The MTA faces potentially significant obstacles before it can definitively avoid the dreaded L train shutdown.
Even with looming uncertainties, executives at the transit authority and Gov. Andrew Cuomo’s outside engineers defended the last-minute proposal to drop the L train shutdown on Monday, assuring that the tunnel will be fortified for the long term through the hastily prepared strategy to rehabilitate the tunnel on nights and weekends — and not through an originally planned 15-month service outage through Manhattan.
“What we don’t want to do is shut this tunnel on nights and weekends and then in a few months’ time after it’s completed go back in and do track work,” NYC Transit President Andy Byford said during a meeting at MTA headquarters. “We’re not going to do that. We will get done what needs to be done.”
The MTA hopes to begin repairs to the tunnel as it had all along, on Saturday, April 27. At that point, one of the tunnel’s two tracks would close, reducing service to four trains per hour during overnight and weekend hours.
But the obstacles ahead could potentially squash or significantly delay the new proposal. To start, the MTA must renegotiate its roughly $500 million contract with Judlau and TC Electric to rehabilitate the tunnel. The authority’s board must approve that revised contract as well as the general idea of abandoning the current 15-month shutdown.

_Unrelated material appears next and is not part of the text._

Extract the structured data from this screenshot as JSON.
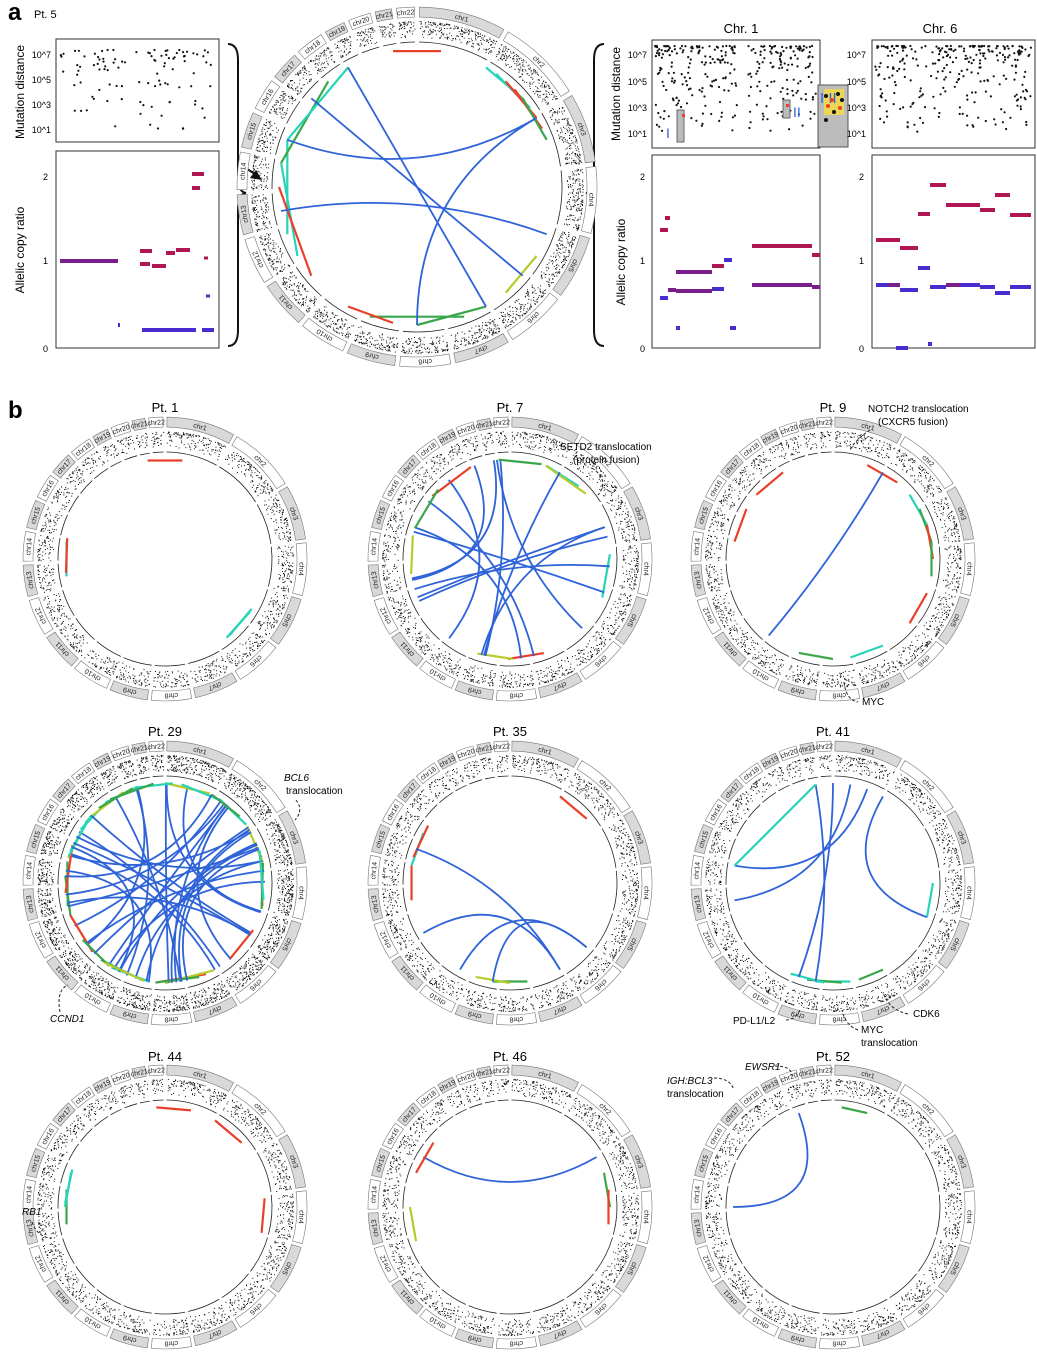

The MTA is also still unsure if it would need to go through the federal government’s approval process should the new plan move forward.

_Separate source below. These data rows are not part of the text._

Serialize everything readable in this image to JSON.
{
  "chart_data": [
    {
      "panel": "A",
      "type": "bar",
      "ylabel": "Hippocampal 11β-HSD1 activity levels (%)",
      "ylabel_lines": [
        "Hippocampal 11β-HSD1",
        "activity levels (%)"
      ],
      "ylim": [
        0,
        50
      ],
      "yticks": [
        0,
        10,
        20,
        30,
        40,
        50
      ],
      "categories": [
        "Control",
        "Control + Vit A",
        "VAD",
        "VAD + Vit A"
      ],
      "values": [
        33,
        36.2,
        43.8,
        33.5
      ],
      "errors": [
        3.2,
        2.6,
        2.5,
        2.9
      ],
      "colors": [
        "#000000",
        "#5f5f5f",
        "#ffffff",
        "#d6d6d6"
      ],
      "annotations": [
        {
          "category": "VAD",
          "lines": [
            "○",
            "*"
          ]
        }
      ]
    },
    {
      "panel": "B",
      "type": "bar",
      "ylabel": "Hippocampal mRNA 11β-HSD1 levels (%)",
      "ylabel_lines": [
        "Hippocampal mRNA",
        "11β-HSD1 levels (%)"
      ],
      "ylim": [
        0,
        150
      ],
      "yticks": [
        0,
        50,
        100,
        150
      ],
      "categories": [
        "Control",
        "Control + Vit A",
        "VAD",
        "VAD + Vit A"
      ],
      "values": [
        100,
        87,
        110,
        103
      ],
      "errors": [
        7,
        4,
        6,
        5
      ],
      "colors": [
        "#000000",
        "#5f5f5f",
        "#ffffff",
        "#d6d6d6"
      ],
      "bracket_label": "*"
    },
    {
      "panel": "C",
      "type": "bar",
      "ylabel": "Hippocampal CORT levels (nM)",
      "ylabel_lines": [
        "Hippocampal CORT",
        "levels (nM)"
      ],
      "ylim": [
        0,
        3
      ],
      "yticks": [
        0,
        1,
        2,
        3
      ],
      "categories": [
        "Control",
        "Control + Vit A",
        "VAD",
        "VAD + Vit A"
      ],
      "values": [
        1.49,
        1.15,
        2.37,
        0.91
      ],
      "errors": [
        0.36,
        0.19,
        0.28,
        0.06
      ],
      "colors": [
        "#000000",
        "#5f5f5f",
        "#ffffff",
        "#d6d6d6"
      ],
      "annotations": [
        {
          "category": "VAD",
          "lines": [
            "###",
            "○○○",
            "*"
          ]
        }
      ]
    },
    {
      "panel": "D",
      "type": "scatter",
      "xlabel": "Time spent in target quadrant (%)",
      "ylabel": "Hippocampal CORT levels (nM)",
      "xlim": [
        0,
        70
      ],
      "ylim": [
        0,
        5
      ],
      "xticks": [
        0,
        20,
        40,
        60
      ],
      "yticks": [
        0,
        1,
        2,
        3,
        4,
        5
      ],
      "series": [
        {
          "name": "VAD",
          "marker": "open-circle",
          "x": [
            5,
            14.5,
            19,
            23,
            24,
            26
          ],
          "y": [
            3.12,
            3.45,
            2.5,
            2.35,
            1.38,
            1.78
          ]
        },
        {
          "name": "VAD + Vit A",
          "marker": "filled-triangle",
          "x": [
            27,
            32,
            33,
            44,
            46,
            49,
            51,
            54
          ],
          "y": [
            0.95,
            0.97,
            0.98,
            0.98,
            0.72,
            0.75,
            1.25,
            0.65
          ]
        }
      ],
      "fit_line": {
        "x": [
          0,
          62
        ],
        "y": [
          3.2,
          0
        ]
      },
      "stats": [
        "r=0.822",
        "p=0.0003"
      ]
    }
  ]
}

“It’s too soon to have an opinion about that,” said Veronique “Ronnie” Hakim, the managing director at the MTA, which is discussing the new proposal with the Trump Administration’s Federal Transit Administration.
“They too are somewhat impacted by the federal government furlough,” said Hakim, referring to the federal government shutdown. “The folks that are in the region are incredibly cooperative and will be coming to the table to hear from us.”
In the meantime, Byford is currently attempting to swiftly carry out what he refers to as a “due diligence exercise” to tackle outstanding safety, operational and logistical questions related to the new proposal, including what alternative service would be necessary to keep commuters moving during the repairs under the alternative proposal.
“I’m trying to get that done by [this month’s board meetings], but if it isn’t done I’m not going to rush it,” Byford said. “It’s got to be done properly. I’d rather start it a little later than rush it and not do it properly. Because this is serious. We’ve got to get the safety operational and logistical details right to deliver this revised plan.”
The transit chief sat with members of MTA leadership on Monday for a round of one-on-one interviews with reporters after the governor’s surprise announcement last week when he definitively declared that the L train shutdown wouldn’t happen.
Under the new plan, Byford said about 90 percent of the originally planned repairs to the tunnel, which was badly damaged during superstorm Sandy in 2012, would still take place — including the replacement and repair of necessary track and tunnel components, like rails, pump rooms and circuit breaker houses.
Advocates have pushed for both the city and the MTA to carry out or preserve many of the transit improvements and alternative services planned during the shutdown, like beefed-up bike and pedestrian infrastructure and the creation of a bus-only “busway” on 14th Street.
“The L train corridor is going to be at least periodically unable to move as many people as it needs to, so the emphasis ought to be on the most space-efficient modes and that’s bikes and buses,” said Joe Cutrufo, a spokesman for the advocacy group Transportation Alternatives.
John Raskin, the executive director of the Riders Alliance, had called into question the legitimacy of the new plan, describing it as a “last-minute Hail Mary idea cooked up over Christmas” just four months before a full shutdown would take effect. The proposal hinges on the use of a Fiberglass polymer to fortify damaged concrete bench walls in the tunnel, a technique that has been used on buildings and bridges but is untested in subways.
The outside engineers from Cornell and Columbia universities who drew up the new rehabilitation strategy had spent just about one hour actually in the Canarsie tunnel to assess damage. But one of those engineers, Mary Boyce, dean of The Fu Foundation School of Engineering and Applied Science at Columbia, dismissed concerns of the time spent in the tunnel, saying that the team had largely built off the trove of documentation from the MTA and its hired consultants on the project, WSP.
“All of this information and the background work that WSP and MTA had done leading up to the original plan was fully shared with us,” Boyce said, “so we benefited tremendously from that knowledge and that background.”